Decreased glucose in alpha cells (due to decreased glucose in blood) causes glucagon that has been synthesised in the rough er, transported to golgi, packaged into granules, moved to cell surface to be secreted. Marginisation happens where the vesicle moves towards the cell surface and then exocytosis occurs where the vesicle membrane and plasma membrane fuse and release the contents.

31

What are the macrovascular complications of DM?

Increased risk of stroke
Increased risk of MI
Poor circulation to periphery

32

Why does DM cause kidney failure?

Increased glucose in the blood puts pressure on the kidneys as they have to work at a faster rate as it attempts to excrete it out which can lead to renal shock leading to kidney failure.

33

What kind of disorders is DM a group of?

Metabolic

34

What microvascular complications can occur as a result of DM?

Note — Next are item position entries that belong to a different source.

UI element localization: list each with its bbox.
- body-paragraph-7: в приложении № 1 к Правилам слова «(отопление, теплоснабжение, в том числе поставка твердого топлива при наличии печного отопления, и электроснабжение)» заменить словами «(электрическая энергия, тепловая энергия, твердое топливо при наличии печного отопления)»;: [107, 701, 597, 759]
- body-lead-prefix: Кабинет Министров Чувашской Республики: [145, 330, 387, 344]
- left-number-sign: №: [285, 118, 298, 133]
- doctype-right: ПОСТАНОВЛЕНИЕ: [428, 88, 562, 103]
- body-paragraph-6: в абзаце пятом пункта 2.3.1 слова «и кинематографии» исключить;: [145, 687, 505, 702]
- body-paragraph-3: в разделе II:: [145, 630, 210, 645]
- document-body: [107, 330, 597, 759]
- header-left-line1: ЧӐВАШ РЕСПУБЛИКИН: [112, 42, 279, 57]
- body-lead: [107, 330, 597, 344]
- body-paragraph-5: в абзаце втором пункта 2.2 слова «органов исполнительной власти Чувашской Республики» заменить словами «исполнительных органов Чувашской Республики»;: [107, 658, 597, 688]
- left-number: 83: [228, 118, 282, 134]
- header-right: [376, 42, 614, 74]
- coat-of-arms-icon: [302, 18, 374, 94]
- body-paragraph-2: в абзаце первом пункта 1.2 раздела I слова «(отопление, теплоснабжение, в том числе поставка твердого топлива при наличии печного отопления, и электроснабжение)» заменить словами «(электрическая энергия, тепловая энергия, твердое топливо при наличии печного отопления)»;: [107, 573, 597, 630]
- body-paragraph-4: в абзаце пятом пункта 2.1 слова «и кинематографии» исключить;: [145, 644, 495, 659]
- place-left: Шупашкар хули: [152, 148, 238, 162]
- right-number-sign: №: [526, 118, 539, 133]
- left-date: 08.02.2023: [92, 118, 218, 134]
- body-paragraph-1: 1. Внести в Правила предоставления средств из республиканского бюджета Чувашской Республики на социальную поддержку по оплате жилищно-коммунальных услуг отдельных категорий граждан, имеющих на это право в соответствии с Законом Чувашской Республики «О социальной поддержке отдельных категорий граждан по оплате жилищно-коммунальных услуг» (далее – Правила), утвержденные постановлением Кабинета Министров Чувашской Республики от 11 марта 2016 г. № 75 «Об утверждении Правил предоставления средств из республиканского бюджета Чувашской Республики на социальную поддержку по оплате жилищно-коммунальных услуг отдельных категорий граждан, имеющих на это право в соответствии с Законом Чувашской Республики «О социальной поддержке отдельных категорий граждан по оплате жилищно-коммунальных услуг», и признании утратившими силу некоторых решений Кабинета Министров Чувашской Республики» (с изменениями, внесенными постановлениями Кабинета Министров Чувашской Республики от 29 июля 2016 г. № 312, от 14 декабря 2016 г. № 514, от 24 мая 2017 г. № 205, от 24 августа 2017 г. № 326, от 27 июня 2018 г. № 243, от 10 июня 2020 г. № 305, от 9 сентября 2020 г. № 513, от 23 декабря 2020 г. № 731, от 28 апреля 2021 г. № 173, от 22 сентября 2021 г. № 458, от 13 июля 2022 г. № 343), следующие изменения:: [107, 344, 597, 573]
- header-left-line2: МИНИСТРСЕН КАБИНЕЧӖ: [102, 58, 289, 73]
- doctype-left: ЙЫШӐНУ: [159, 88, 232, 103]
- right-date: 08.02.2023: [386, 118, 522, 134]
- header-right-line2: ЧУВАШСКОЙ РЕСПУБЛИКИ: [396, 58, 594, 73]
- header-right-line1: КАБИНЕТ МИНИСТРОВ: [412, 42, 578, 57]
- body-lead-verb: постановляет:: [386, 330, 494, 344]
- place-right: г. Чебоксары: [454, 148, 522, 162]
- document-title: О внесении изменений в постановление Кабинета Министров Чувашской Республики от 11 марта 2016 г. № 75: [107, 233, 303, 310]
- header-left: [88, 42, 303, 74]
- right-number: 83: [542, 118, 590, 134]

Eye disease due to osmotic effects of glucose
Retinopathy due to damage of blood vessels in retina
Nephropathy
Neuropathy
Feet, poor blood supply, damage to nerves and increased risk of infection

35

What is neohropathy due to?

Damage to the glomeruli, poor blood supply because of change in kidney blood vessels, or damage from infections of the urinary tract.

36

Why are infections common in diabetics?

Excess glucose for bacteria to thrive

37

What is neuropathy due to?

Damage to peripheral nerves which directly absorb glucose causing changes to or loss of sensation and changes due to alteration of function of ANS.